Got out on a local flow from 12-3 today with the 5wt tossing a number 8 epoxy minnow and a number 12 stonefly nymph. Two carp, along with a handful of chubs, green sunfish, and one lmb.


----------



## garhtr (Jan 12, 2009)

Excellent ! Most of my carp fishing is also done in some pretty small waters, it's always a challenge I enjoy. Sounds like a ''Nice Mixed Bag'' of fish.
Good Luck and Good Fishing


----------



## catchemall88 (Mar 22, 2014)

garhtr said:


> Excellent ! Most of my carp fishing is also done in some pretty small waters, it's always a challenge I enjoy.
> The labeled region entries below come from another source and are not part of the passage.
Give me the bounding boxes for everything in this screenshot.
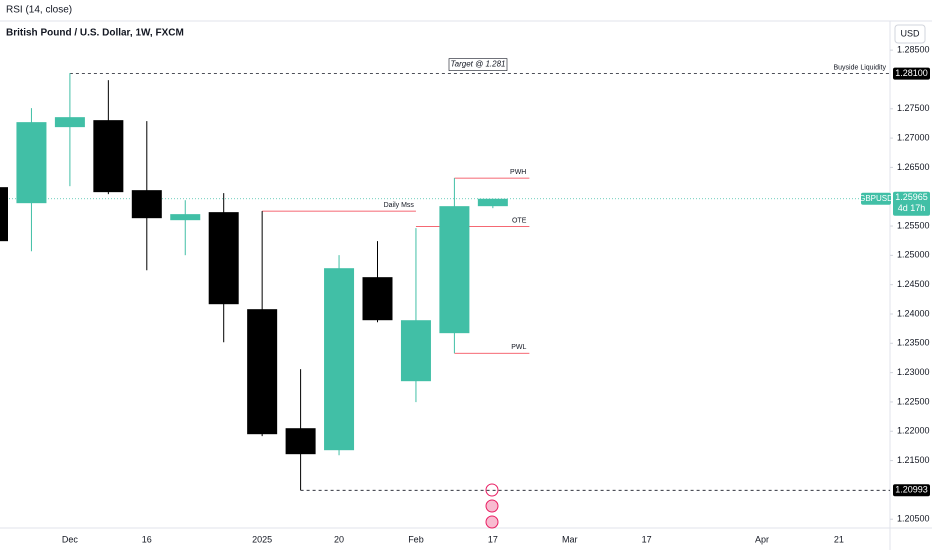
- target-box: [448, 58, 508, 71]
- x-tick-label: 2025: [252, 534, 272, 544]
- candle-body: [54, 117, 85, 128]
- zone-label: OTE: [512, 217, 527, 224]
- zone-label: PWH: [510, 169, 526, 176]
- target-label: Buyside Liquidity: [833, 64, 886, 71]
- y-tick-label: 1.27500: [897, 103, 930, 113]
- low-level-price: 1.20993: [895, 485, 928, 495]
- target-text: Target @ 1.281: [451, 60, 506, 69]
- target-price: 1.28100: [895, 68, 928, 78]
- x-tick-label: 20: [334, 534, 344, 544]
- y-tick-label: 1.22500: [897, 396, 930, 406]
- y-tick-label: 1.24500: [897, 279, 930, 289]
- countdown: 4d 17h: [898, 203, 926, 213]
- x-tick-label: 21: [834, 534, 844, 544]
- event-icon[interactable]: [485, 499, 499, 513]
- candle-body: [285, 428, 316, 455]
- low-level-price-bg: [893, 484, 930, 497]
- candle-body: [16, 122, 47, 204]
- y-tick-label: 1.23500: [897, 338, 930, 348]
- y-tick-label: 1.21500: [897, 455, 930, 465]
- x-tick-label: Mar: [562, 534, 578, 544]
- candle-body: [400, 320, 431, 382]
- y-tick-label: 1.22000: [897, 426, 930, 436]
- candle-body: [247, 309, 278, 435]
- y-tick-label: 1.20500: [897, 514, 930, 524]
- last-price-bg: [893, 191, 930, 216]
- candle-body: [362, 277, 393, 321]
- x-tick-label: Dec: [62, 534, 79, 544]
- y-tick-label: 1.25500: [897, 220, 930, 230]
- y-tick-label: 1.23000: [897, 367, 930, 377]
- candle-body: [131, 190, 162, 219]
- x-tick-label: Apr: [755, 534, 769, 544]
- event-icons[interactable]: [485, 483, 499, 529]
- candle-body: [0, 187, 8, 242]
- event-icon[interactable]: [485, 483, 499, 497]
- symbol: GBPUSD: [859, 194, 893, 203]
- chart-title: British Pound / U.S. Dollar, 1W, FXCM: [6, 28, 184, 39]
- candle-body: [208, 212, 239, 305]
- currency-box[interactable]: [894, 24, 926, 44]
- y-tick-label: 1.25000: [897, 250, 930, 260]
- candle-body: [93, 120, 124, 193]
- candle-body: [477, 198, 508, 207]
- x-tick-label: 16: [142, 534, 152, 544]
- y-tick-label: 1.27000: [897, 132, 930, 142]
- indicator-label: RSI (14, close): [6, 5, 72, 16]
- event-icon[interactable]: [485, 515, 499, 529]
- candle-body: [439, 206, 470, 334]
- x-tick-label: Feb: [408, 534, 424, 544]
- candle-body: [324, 268, 355, 451]
- last-price: 1.25965: [895, 192, 928, 202]
- currency[interactable]: USD: [900, 28, 920, 38]
- y-tick-label: 1.24000: [897, 308, 930, 318]
- target-price-bg: [893, 67, 930, 80]
- x-tick-label: 17: [642, 534, 652, 544]
- y-tick-label: 1.28500: [897, 45, 930, 55]
- candle-body: [170, 214, 201, 221]
- x-tick-label: 17: [488, 534, 498, 544]
- zone-label: Daily Mss: [384, 202, 415, 209]
- zone-label: PWL: [511, 344, 526, 351]
- symbol-bg: [861, 192, 891, 205]
- y-tick-label: 1.26500: [897, 162, 930, 172]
Sounds like a ''Nice Mixed Bag'' of fish.
> 
> Good Luck and Good Fishing



I appreciate the feedback and I can't stay away from them right now.








This bad boy took me for quite the run up and down the creek.


----------



## TheCream (Mar 19, 2009)

catchemall88 said:


> I appreciate the feedback and I can't stay away from them right now.
> 
> 
> 
> ...


Did you get a measurement on that one? Looks like a long fish!
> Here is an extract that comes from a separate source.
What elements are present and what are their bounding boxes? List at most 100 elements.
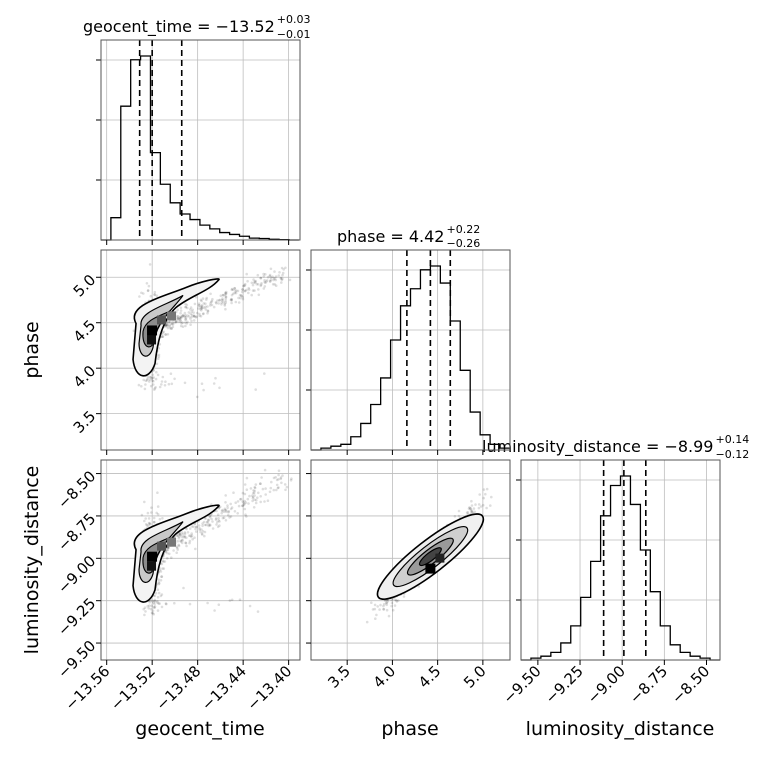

Carp are an addiction, and it looks like you're on the fast track to attending meetings.


----------



## catchemall88 (Mar 22, 2014)

TheCream said:


> Did you get a measurement on that one? Looks like a long fish!
> 
> 
> 
> Carp are an addiction, and it looks like you're on the fast track to attending meetings.



Like a bonehead I didn't bring a measuring tape or scale, but will for future catches. I'm already past the 1st step of addiction, which is denial.


----------



## flyman01 (Jan 23, 2013)

catchemall88 said:


> Like a bonehead I didn't bring a measuring tape or scale, but will for future catches. I'm already past the 1st step of addiction, which is denial.


I just pulled your photo into AutoCad, based on a cork handle that is 7" long which is standard for many rods, that fish measures 23.75" from end to end.
Nice fish!


----------



## catchemall88 (Mar 22, 2014)

flyman01 said:


> I just pulled your photo into AutoCad, based on a cork handle that is 7" long which is standard for many rods, that fish measures 23.75" from end to end.
> 
> Nice fish!



Thanks for the measurement flyman01! What is the autocad software you mention? It sounds like it may be helpful for other historic measurements.


----------



## flyman01 (Jan 23, 2013)

catchemall88 said:


> Thanks for the measurement flyman01! What is the autocad software you mention? It sounds like it may be helpful for other historic measurements.


It is a computer aided design software used for mechanical and structural design. I am able to ratio the picture according to a 7" cork handle; the software proportioned the photo making everything "actual size." I measured the fish after it was proportioned and it came out to 23.75 inches.


----------



## flyman01 (Jan 23, 2013)

Here is what AutoCAD measured your fish as.


----------